Man Without Qualities


Monday, August 02, 2004


Ah, The Bounce! IV

This Economist poll seems to show no bounce or a slight negative bounce for Kerry-Edwards coming out of the Convention.

Meanwhile, back at the Rasmussen Reports Presidential Tracking Poll, today's results - the first day's results with data Rasmussen says are based entirely upon interviews conducted after John Kerry's speech at the Democratic National Convention - shows Senator John Kerry with 47% of the vote and President George W. Bush with 46%. Rasmussen concedes that reflects a two-point negative bounce from the poll results immediately prior to Kerry's speech, but is within the Poll's margin of error. Just before his acceptance speech that, in the words of the New York Times, did a fine job of rousing the faithful, Kerry was leading Bush 48% to 45%.

And that "fine job" may have exactly the problem with the Kerry speech - as Paul Gigot points out. But as I have noted in prior posts, Kerry's speech was willful in denying his audience material positive new information. For example, the average person may not know as much about Senator Kerry as he or she desires, but I would be very surprised if that average person didn't know that Senator Kerry served briefly in Vietnam and makes a lot out of that service - so the entire "patriotic liberalism" show at the Convention was probably not new information. That he doesn't like the Iraq incursion and offers some weasly observations in that regard? - so what else is new? The liberal mainstream media has been flooding the political marketplace with every bit of positive pro-Kerry information they could come up with for months - so what was left for the Convention to do?

Well, there was something. The free-spending domestic proposals the Senator rehearsed were pretty much Democratic Party boilerplate. He completely eschewed the Clintonian approach of "triangulation" and all attempts to suggest that he had or ever would have a genuinely new approach to any significant domestic problem. That might count as "new" information - and for the Party "faithful" it apparently counted as welcomed reassurance. But for wavering Republicans, independents and responsible or conservative Democrats, I doubt if Senator Kerry's implied "read-my-lips, no-new-ideas" pledge affected their opinion of the Senator in any positive way.

Which brings up the issue of polls and markets. Tom Maguire is exactly correct when he notes that to the extent the political futures markets reflect the polls:


[T]he markets are (as we all remember) playing an expectations game. A Bush market rally means the Dem Convention was a disappointment, to market participants if not excitable liberals. However, that does not mean Kerry will get *no* bounce in the polls; it may simply be that he gets a smaller than previously expected bounce.

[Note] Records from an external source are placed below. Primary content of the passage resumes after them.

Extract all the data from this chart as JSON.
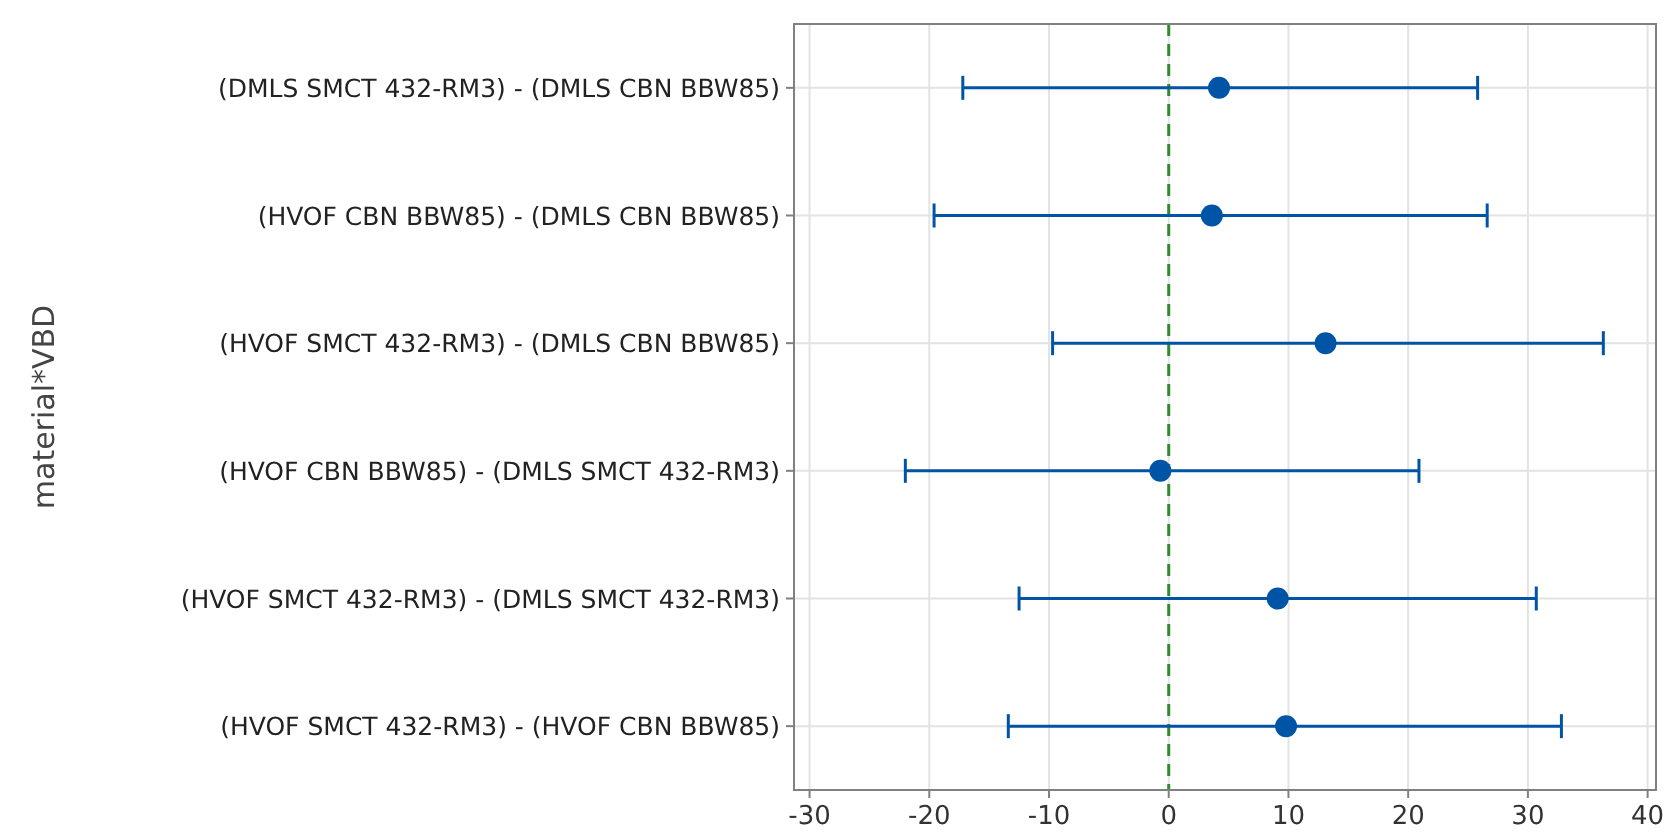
{
  "chart_data": {
    "type": "scatter",
    "orientation": "horizontal",
    "ylabel": "material*VBD",
    "categories": [
      "(DMLS SMCT 432-RM3) - (DMLS CBN BBW85)",
      "(HVOF CBN BBW85) - (DMLS CBN BBW85)",
      "(HVOF SMCT 432-RM3) - (DMLS CBN BBW85)",
      "(HVOF CBN BBW85) - (DMLS SMCT 432-RM3)",
      "(HVOF SMCT 432-RM3) - (DMLS SMCT 432-RM3)",
      "(HVOF SMCT 432-RM3) - (HVOF CBN BBW85)"
    ],
    "series": [
      {
        "color": "#0054a6",
        "values": [
          4.2,
          3.6,
          13.1,
          -0.7,
          9.1,
          9.8
        ],
        "errors": [
          [
            -17.2,
            25.8
          ],
          [
            -19.6,
            26.6
          ],
          [
            -9.7,
            36.3
          ],
          [
            -22.0,
            20.9
          ],
          [
            -12.5,
            30.7
          ],
          [
            -13.4,
            32.8
          ]
        ]
      }
    ],
    "xlim": [
      -31.3,
      40.7
    ],
    "xticks": [
      -30,
      -20,
      -10,
      0,
      10,
      20,
      30,
      40
    ],
    "grid": true,
    "marker": "circle",
    "ref_lines": [
      {
        "axis": "x",
        "value": 0,
        "color": "#2e8b2e",
        "line_style": "dashed"
      }
    ]
  }
}
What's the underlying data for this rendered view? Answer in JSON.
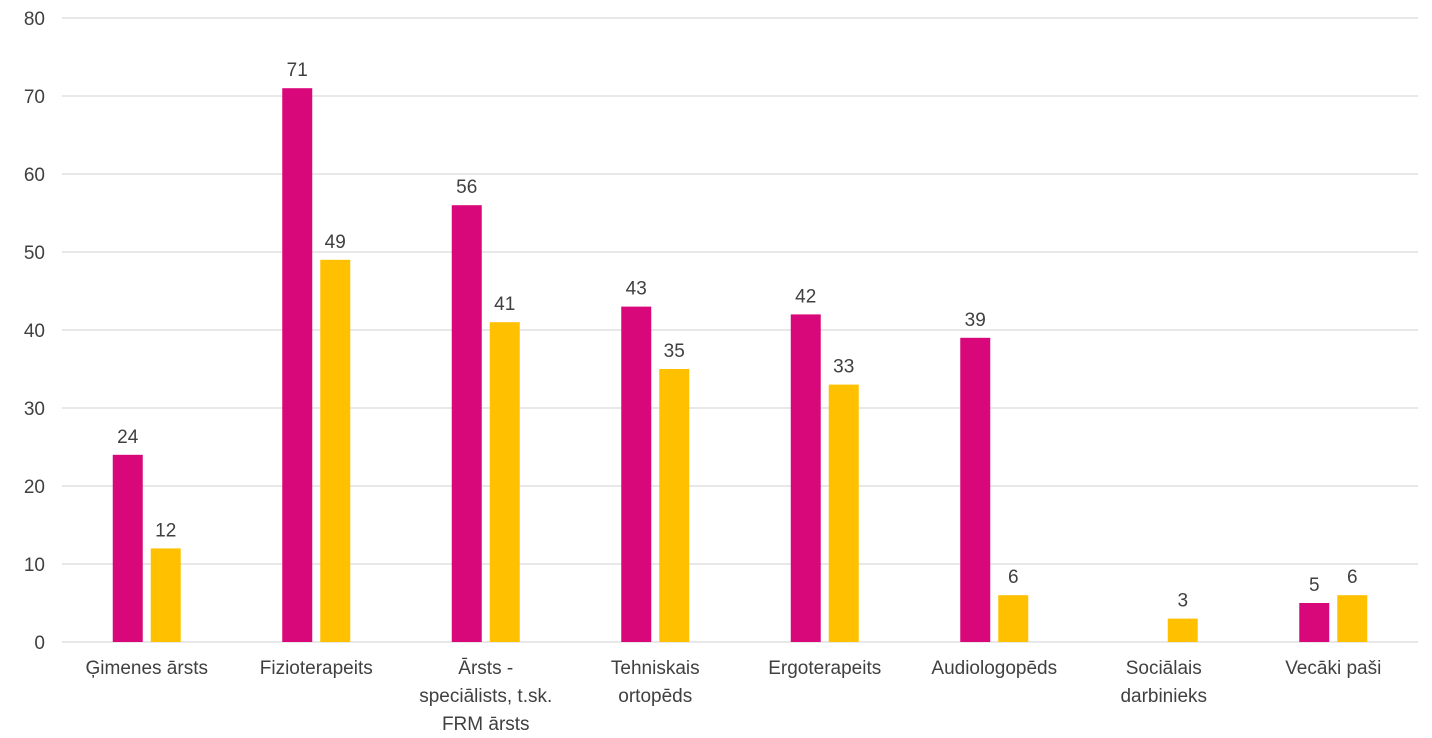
{
  "chart_data": {
    "type": "bar",
    "categories": [
      [
        "Ģimenes ārsts"
      ],
      [
        "Fizioterapeits"
      ],
      [
        "Ārsts -",
        "speciālists, t.sk.",
        "FRM ārsts"
      ],
      [
        "Tehniskais",
        "ortopēds"
      ],
      [
        "Ergoterapeits"
      ],
      [
        "Audiologopēds"
      ],
      [
        "Sociālais",
        "darbinieks"
      ],
      [
        "Vecāki paši"
      ]
    ],
    "series": [
      {
        "color": "#D9087A",
        "values": [
          24,
          71,
          56,
          43,
          42,
          39,
          0,
          5
        ],
        "labels": [
          "24",
          "71",
          "56",
          "43",
          "42",
          "39",
          "",
          "5"
        ]
      },
      {
        "color": "#FFC000",
        "values": [
          12,
          49,
          41,
          35,
          33,
          6,
          3,
          6
        ],
        "labels": [
          "12",
          "49",
          "41",
          "35",
          "33",
          "6",
          "3",
          "6"
        ]
      }
    ],
    "yticks": [
      "0",
      "10",
      "20",
      "30",
      "40",
      "50",
      "60",
      "70",
      "80"
    ],
    "ylim": [
      0,
      80
    ],
    "grid": true,
    "gridColor": "#D9D9D9",
    "title": "",
    "xlabel": "",
    "ylabel": ""
  }
}
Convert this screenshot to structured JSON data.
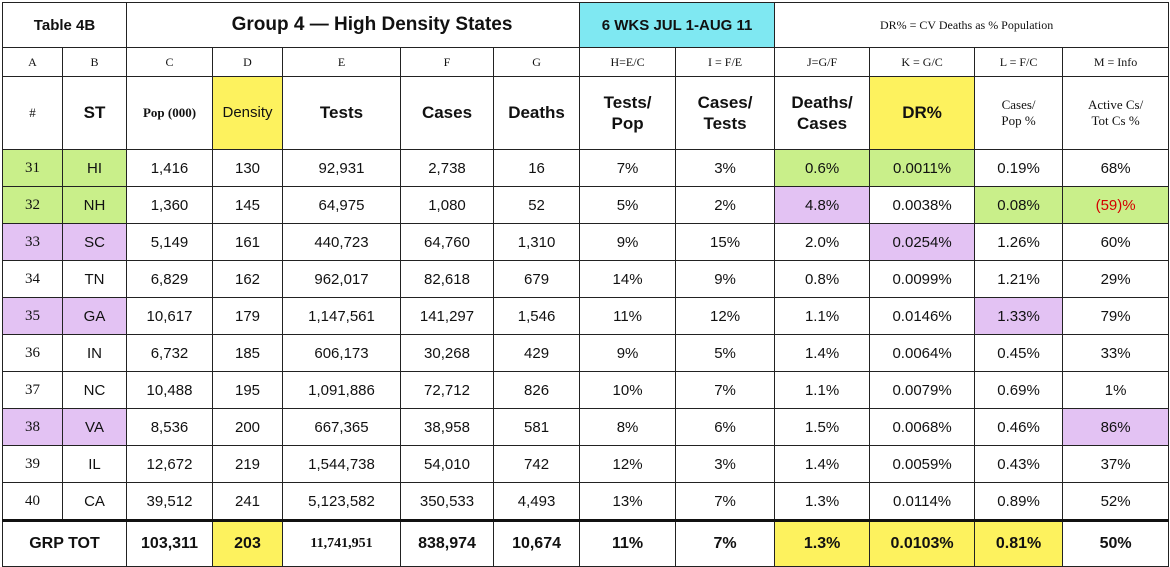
{
  "header": {
    "table_label": "Table 4B",
    "group_title": "Group 4  — High Density States",
    "date_range": "6 WKS JUL 1-AUG 11",
    "note": "DR% = CV Deaths as % Population"
  },
  "column_letters": [
    "A",
    "B",
    "C",
    "D",
    "E",
    "F",
    "G",
    "H=E/C",
    "I = F/E",
    "J=G/F",
    "K = G/C",
    "L = F/C",
    "M = Info"
  ],
  "column_headers": {
    "num": "#",
    "st": "ST",
    "pop": "Pop (000)",
    "density": "Density",
    "tests": "Tests",
    "cases": "Cases",
    "deaths": "Deaths",
    "tests_pop_1": "Tests/",
    "tests_pop_2": "Pop",
    "cases_tests_1": "Cases/",
    "cases_tests_2": "Tests",
    "deaths_cases_1": "Deaths/",
    "deaths_cases_2": "Cases",
    "dr": "DR%",
    "cases_pop_1": "Cases/",
    "cases_pop_2": "Pop %",
    "active_1": "Active Cs/",
    "active_2": "Tot Cs %"
  },
  "rows": [
    {
      "num": "31",
      "st": "HI",
      "pop": "1,416",
      "density": "130",
      "tests": "92,931",
      "cases": "2,738",
      "deaths": "16",
      "tests_pop": "7%",
      "cases_tests": "3%",
      "deaths_cases": "0.6%",
      "dr": "0.0011%",
      "cases_pop": "0.19%",
      "active": "68%"
    },
    {
      "num": "32",
      "st": "NH",
      "pop": "1,360",
      "density": "145",
      "tests": "64,975",
      "cases": "1,080",
      "deaths": "52",
      "tests_pop": "5%",
      "cases_tests": "2%",
      "deaths_cases": "4.8%",
      "dr": "0.0038%",
      "cases_pop": "0.08%",
      "active": "(59)%"
    },
    {
      "num": "33",
      "st": "SC",
      "pop": "5,149",
      "density": "161",
      "tests": "440,723",
      "cases": "64,760",
      "deaths": "1,310",
      "tests_pop": "9%",
      "cases_tests": "15%",
      "deaths_cases": "2.0%",
      "dr": "0.0254%",
      "cases_pop": "1.26%",
      "active": "60%"
    },
    {
      "num": "34",
      "st": "TN",
      "pop": "6,829",
      "density": "162",
      "tests": "962,017",
      "cases": "82,618",
      "deaths": "679",
      "tests_pop": "14%",
      "cases_tests": "9%",
      "deaths_cases": "0.8%",
      "dr": "0.0099%",
      "cases_pop": "1.21%",
      "active": "29%"
    },
    {
      "num": "35",
      "st": "GA",
      "pop": "10,617",
      "density": "179",
      "tests": "1,147,561",
      "cases": "141,297",
      "deaths": "1,546",
      "tests_pop": "11%",
      "cases_tests": "12%",
      "deaths_cases": "1.1%",
      "dr": "0.0146%",
      "cases_pop": "1.33%",
      "active": "79%"
    },
    {
      "num": "36",
      "st": "IN",
      "pop": "6,732",
      "density": "185",
      "tests": "606,173",
      "cases": "30,268",
      "deaths": "429",
      "tests_pop": "9%",
      "cases_tests": "5%",
      "deaths_cases": "1.4%",
      "dr": "0.0064%",
      "cases_pop": "0.45%",
      "active": "33%"
    },
    {
      "num": "37",
      "st": "NC",
      "pop": "10,488",
      "density": "195",
      "tests": "1,091,886",
      "cases": "72,712",
      "deaths": "826",
      "tests_pop": "10%",
      "cases_tests": "7%",
      "deaths_cases": "1.1%",
      "dr": "0.0079%",
      "cases_pop": "0.69%",
      "active": "1%"
    },
    {
      "num": "38",
      "st": "VA",
      "pop": "8,536",
      "density": "200",
      "tests": "667,365",
      "cases": "38,958",
      "deaths": "581",
      "tests_pop": "8%",
      "cases_tests": "6%",
      "deaths_cases": "1.5%",
      "dr": "0.0068%",
      "cases_pop": "0.46%",
      "active": "86%"
    },
    {
      "num": "39",
      "st": "IL",
      "pop": "12,672",
      "density": "219",
      "tests": "1,544,738",
      "cases": "54,010",
      "deaths": "742",
      "tests_pop": "12%",
      "cases_tests": "3%",
      "deaths_cases": "1.4%",
      "dr": "0.0059%",
      "cases_pop": "0.43%",
      "active": "37%"
    },
    {
      "num": "40",
      "st": "CA",
      "pop": "39,512",
      "density": "241",
      "tests": "5,123,582",
      "cases": "350,533",
      "deaths": "4,493",
      "tests_pop": "13%",
      "cases_tests": "7%",
      "deaths_cases": "1.3%",
      "dr": "0.0114%",
      "cases_pop": "0.89%",
      "active": "52%"
    }
  ],
  "total": {
    "label": "GRP TOT",
    "pop": "103,311",
    "density": "203",
    "tests": "11,741,951",
    "cases": "838,974",
    "deaths": "10,674",
    "tests_pop": "11%",
    "cases_tests": "7%",
    "deaths_cases": "1.3%",
    "dr": "0.0103%",
    "cases_pop": "0.81%",
    "active": "50%"
  },
  "colors": {
    "yellow": "#fdf25e",
    "green": "#c9ef8a",
    "purple": "#e3c2f3",
    "cyan": "#7fe8f2",
    "negative_red": "#d40000"
  }
}
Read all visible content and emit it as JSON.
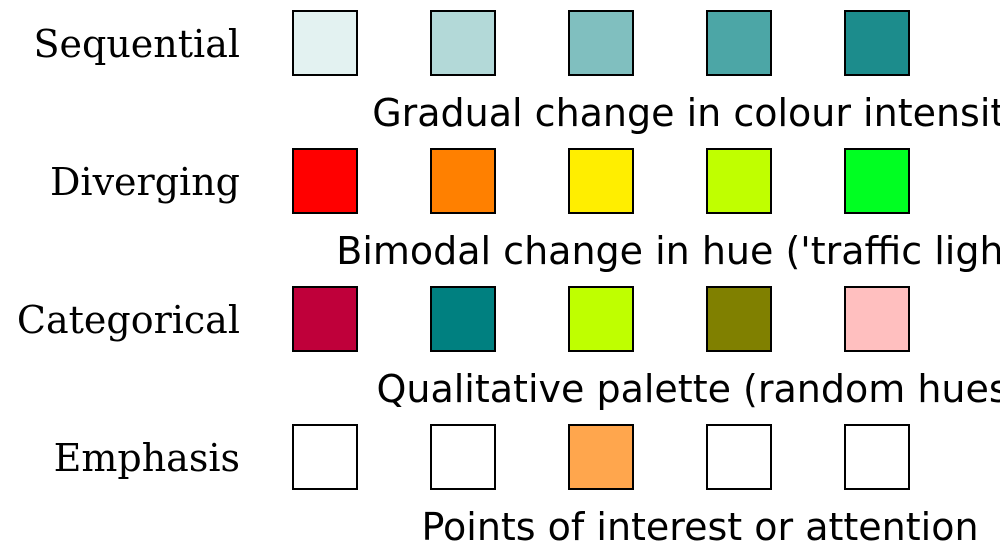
{
  "rows": [
    {
      "label": "Sequential",
      "caption": "Gradual change in colour intensity",
      "colors": [
        "#e3f2f1",
        "#b3d9d8",
        "#80bfbf",
        "#4ca6a6",
        "#1c8c8c"
      ]
    },
    {
      "label": "Diverging",
      "caption": "Bimodal change in hue ('traffic light')",
      "colors": [
        "#ff0000",
        "#ff8000",
        "#ffee00",
        "#c0ff00",
        "#00ff22"
      ]
    },
    {
      "label": "Categorical",
      "caption": "Qualitative palette (random hues)",
      "colors": [
        "#bf003a",
        "#008080",
        "#bfff00",
        "#808000",
        "#ffbfbf"
      ]
    },
    {
      "label": "Emphasis",
      "caption": "Points of interest or attention",
      "colors": [
        "#ffffff",
        "#ffffff",
        "#ffa64d",
        "#ffffff",
        "#ffffff"
      ]
    }
  ]
}
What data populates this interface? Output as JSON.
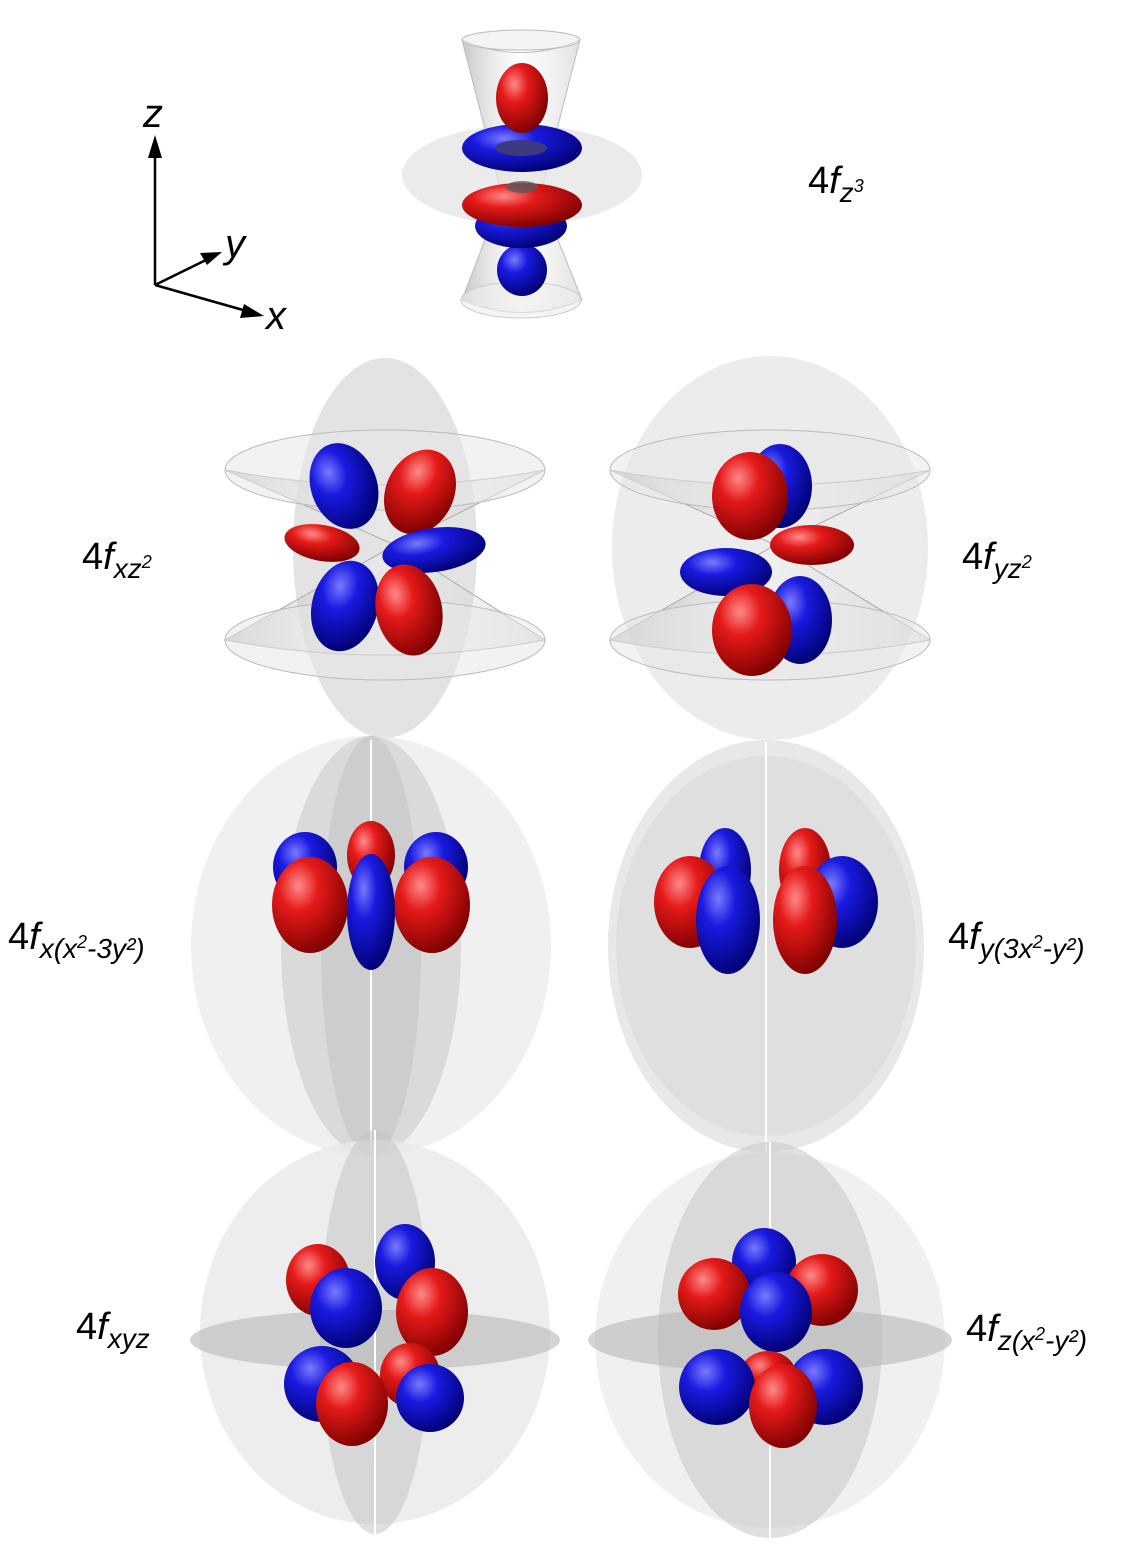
{
  "axes": {
    "z": "z",
    "y": "y",
    "x": "x"
  },
  "orbitals": [
    {
      "id": "fz3",
      "prefix": "4",
      "f": "f",
      "sub": "z",
      "sup": "3",
      "tail": ""
    },
    {
      "id": "fxz2",
      "prefix": "4",
      "f": "f",
      "sub": "xz",
      "sup": "2",
      "tail": ""
    },
    {
      "id": "fyz2",
      "prefix": "4",
      "f": "f",
      "sub": "yz",
      "sup": "2",
      "tail": ""
    },
    {
      "id": "fx",
      "prefix": "4",
      "f": "f",
      "sub": "x(x",
      "sup": "2",
      "tail": "-3y²)"
    },
    {
      "id": "fy",
      "prefix": "4",
      "f": "f",
      "sub": "y(3x",
      "sup": "2",
      "tail": "-y²)"
    },
    {
      "id": "fxyz",
      "prefix": "4",
      "f": "f",
      "sub": "xyz",
      "sup": "",
      "tail": ""
    },
    {
      "id": "fz",
      "prefix": "4",
      "f": "f",
      "sub": "z(x",
      "sup": "2",
      "tail": "-y²)"
    }
  ],
  "colors": {
    "positive": "#e01010",
    "negative": "#1010d8",
    "surface": "#c8c8c8"
  }
}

The markets reflect (or should reflect) polling results - but they reflect much more information than what is included in polls. In this case, the futures markets started moving against Kerry well before the polling results were out. Of course, very close to election day the markets and the polls expectations should largely converge.

But this far before the election the markets should be driven by sufficiently liquid, well-informed experts and arbs, not by the ordinary people, whether or not they participate in that market. The polls, on the other hand, are driven by what the ordinary person thinks - not what a well-informed expert or arb expects. Put another way, markets are (or should be) driven by expectations, where poll results exhibit (or are supposed to exhibit) current voter preferences. Of course, this all presumes that the markets one references are liquid and active. References to "new" or "thin" markets are just misleading wastes of time - even if the reference is accompanied by a caveat.

"Bounce" means many things to many people, even within the polling business. To be painfully repetitive and obvious about it: A market "bounce" is not a poll "bounce."

But both markets and polls are now showing no real new enthusiasm for the Kerry-Edwards convention performance. And that's new information.